Ross had been there and done that. He probably even bought the t-shirt, had the photos, and even the what-the-hell-where-did-that-come-from-how-drunk-was-I tattoo. Eames could not wait to call Goren and see whether he agreed, but then she realized this would not be a good thing. Well, maybe the deer stand thing, he would get a laugh out of that. She and Wheeler would be having a girls night out as soon as she was ready to laugh about their respective partners and their collected effect on the man behind the curtain, she thought as Abrams slunk out of Ross's office and the latter slammed the door and drew the blinds.

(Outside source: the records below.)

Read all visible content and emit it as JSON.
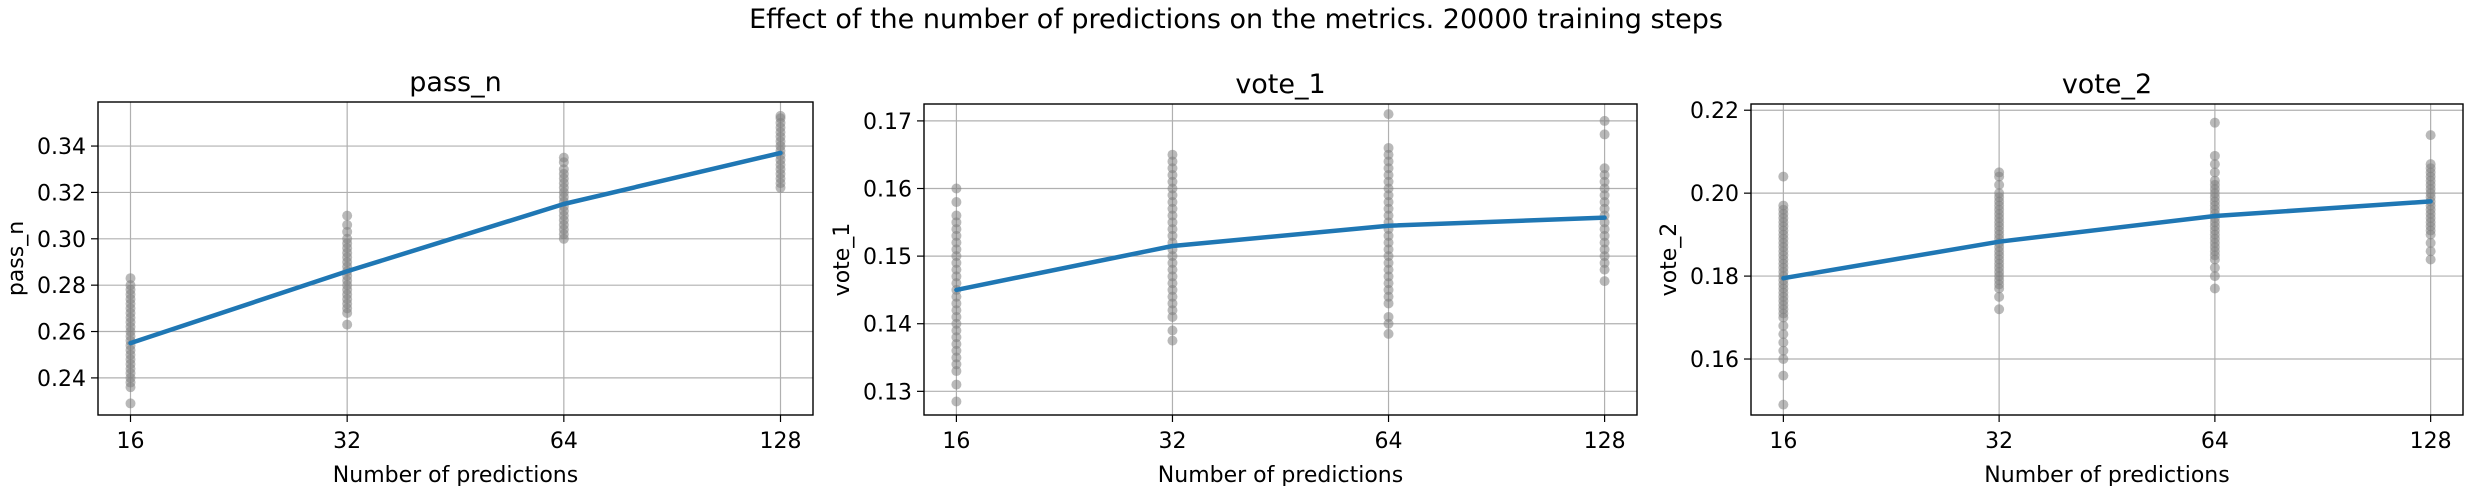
{
  "suptitle": "Effect of the number of predictions on the metrics. 20000 training steps",
  "colors": {
    "line": "#1f77b4",
    "points": "#808080",
    "grid": "#b0b0b0"
  },
  "chart_data": [
    {
      "type": "line",
      "title": "pass_n",
      "xlabel": "Number of predictions",
      "ylabel": "pass_n",
      "x_scale": "log2",
      "x": [
        16,
        32,
        64,
        128
      ],
      "x_ticks": [
        "16",
        "32",
        "64",
        "128"
      ],
      "ylim": [
        0.224,
        0.359
      ],
      "y_ticks": [
        "0.24",
        "0.26",
        "0.28",
        "0.30",
        "0.32",
        "0.34"
      ],
      "grid": true,
      "series": [
        {
          "values": [
            0.255,
            0.286,
            0.315,
            0.337
          ]
        }
      ],
      "scatter": [
        [
          0.229,
          0.236,
          0.238,
          0.24,
          0.242,
          0.244,
          0.246,
          0.248,
          0.25,
          0.252,
          0.254,
          0.256,
          0.258,
          0.26,
          0.262,
          0.264,
          0.266,
          0.268,
          0.27,
          0.272,
          0.274,
          0.276,
          0.278,
          0.28,
          0.283
        ],
        [
          0.263,
          0.268,
          0.27,
          0.272,
          0.274,
          0.276,
          0.278,
          0.28,
          0.282,
          0.284,
          0.286,
          0.288,
          0.29,
          0.292,
          0.294,
          0.296,
          0.298,
          0.3,
          0.303,
          0.306,
          0.31
        ],
        [
          0.3,
          0.302,
          0.304,
          0.306,
          0.308,
          0.31,
          0.312,
          0.314,
          0.316,
          0.318,
          0.32,
          0.322,
          0.324,
          0.326,
          0.328,
          0.33,
          0.333,
          0.335
        ],
        [
          0.322,
          0.324,
          0.326,
          0.328,
          0.33,
          0.332,
          0.334,
          0.336,
          0.338,
          0.34,
          0.342,
          0.344,
          0.346,
          0.348,
          0.35,
          0.352,
          0.353
        ]
      ]
    },
    {
      "type": "line",
      "title": "vote_1",
      "xlabel": "Number of predictions",
      "ylabel": "vote_1",
      "x_scale": "log2",
      "x": [
        16,
        32,
        64,
        128
      ],
      "x_ticks": [
        "16",
        "32",
        "64",
        "128"
      ],
      "ylim": [
        0.1265,
        0.1725
      ],
      "y_ticks": [
        "0.13",
        "0.14",
        "0.15",
        "0.16",
        "0.17"
      ],
      "grid": true,
      "series": [
        {
          "values": [
            0.145,
            0.1515,
            0.1545,
            0.1557
          ]
        }
      ],
      "scatter": [
        [
          0.1285,
          0.131,
          0.133,
          0.134,
          0.135,
          0.136,
          0.137,
          0.138,
          0.139,
          0.14,
          0.141,
          0.142,
          0.143,
          0.144,
          0.145,
          0.146,
          0.147,
          0.148,
          0.149,
          0.15,
          0.151,
          0.152,
          0.153,
          0.154,
          0.155,
          0.156,
          0.158,
          0.16
        ],
        [
          0.1375,
          0.139,
          0.141,
          0.142,
          0.143,
          0.144,
          0.145,
          0.146,
          0.147,
          0.148,
          0.149,
          0.15,
          0.151,
          0.152,
          0.153,
          0.154,
          0.155,
          0.156,
          0.157,
          0.158,
          0.159,
          0.16,
          0.161,
          0.162,
          0.163,
          0.164,
          0.165
        ],
        [
          0.1385,
          0.14,
          0.141,
          0.143,
          0.144,
          0.145,
          0.146,
          0.147,
          0.148,
          0.149,
          0.15,
          0.151,
          0.152,
          0.153,
          0.154,
          0.155,
          0.156,
          0.157,
          0.158,
          0.159,
          0.16,
          0.161,
          0.162,
          0.163,
          0.164,
          0.165,
          0.166,
          0.171
        ],
        [
          0.1463,
          0.148,
          0.149,
          0.15,
          0.151,
          0.152,
          0.153,
          0.154,
          0.155,
          0.156,
          0.157,
          0.158,
          0.159,
          0.16,
          0.161,
          0.162,
          0.163,
          0.168,
          0.17
        ]
      ]
    },
    {
      "type": "line",
      "title": "vote_2",
      "xlabel": "Number of predictions",
      "ylabel": "vote_2",
      "x_scale": "log2",
      "x": [
        16,
        32,
        64,
        128
      ],
      "x_ticks": [
        "16",
        "32",
        "64",
        "128"
      ],
      "ylim": [
        0.1465,
        0.2215
      ],
      "y_ticks": [
        "0.16",
        "0.18",
        "0.20",
        "0.22"
      ],
      "grid": true,
      "series": [
        {
          "values": [
            0.1795,
            0.1883,
            0.1945,
            0.198
          ]
        }
      ],
      "scatter": [
        [
          0.149,
          0.156,
          0.16,
          0.162,
          0.164,
          0.166,
          0.168,
          0.17,
          0.171,
          0.172,
          0.173,
          0.174,
          0.175,
          0.176,
          0.177,
          0.178,
          0.179,
          0.18,
          0.181,
          0.182,
          0.183,
          0.184,
          0.185,
          0.186,
          0.187,
          0.188,
          0.189,
          0.19,
          0.191,
          0.192,
          0.193,
          0.194,
          0.195,
          0.196,
          0.197,
          0.204
        ],
        [
          0.172,
          0.175,
          0.177,
          0.178,
          0.179,
          0.18,
          0.181,
          0.182,
          0.183,
          0.184,
          0.185,
          0.186,
          0.187,
          0.188,
          0.189,
          0.19,
          0.191,
          0.192,
          0.193,
          0.194,
          0.195,
          0.196,
          0.197,
          0.198,
          0.199,
          0.2,
          0.202,
          0.204,
          0.205
        ],
        [
          0.177,
          0.18,
          0.182,
          0.184,
          0.185,
          0.186,
          0.187,
          0.188,
          0.189,
          0.19,
          0.191,
          0.192,
          0.193,
          0.194,
          0.195,
          0.196,
          0.197,
          0.198,
          0.199,
          0.2,
          0.201,
          0.202,
          0.203,
          0.205,
          0.207,
          0.209,
          0.217
        ],
        [
          0.184,
          0.186,
          0.188,
          0.19,
          0.191,
          0.192,
          0.193,
          0.194,
          0.195,
          0.196,
          0.197,
          0.198,
          0.199,
          0.2,
          0.201,
          0.202,
          0.203,
          0.204,
          0.205,
          0.206,
          0.207,
          0.214
        ]
      ]
    }
  ]
}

Tell me what you think. I dish out constructive criticism to my students all the time, it is my turn to be on the receiving end.

ciaddict
I love it! Maybe Eames, Wheeler and Ross need to go out for a drink sometime. laugh.gif

Watching the two episodes with Nichols and Eames, I can believe Eames thinking these thoughts. Great!
globetrottersara
I haven't watched the entire season 8 yet, but I really really like your story. I sooo see her thinking those things, lol...
Really nice. Thanks for sharing smile.gif
Outerbankschick
OMG! LOL over here! That was great. And you hit it right on the head with this one:

>>Wally Stephens wasn't Goren's "older, geekier brother," Zach Nichols was.<<

Nicely done!
flashymom
Unsteady, once again, your insights are uncannily spot on! Thanks for taking the time to share this with us. I really enjoyed it. Took me a while to figure out who you were writing about and under what circumstances, but once I did, I went back and re-read, and really enjoyed it!

I'd like to see you write from Wheeler's perspective, and have her comparing Nichols and Logan. That should be a good one!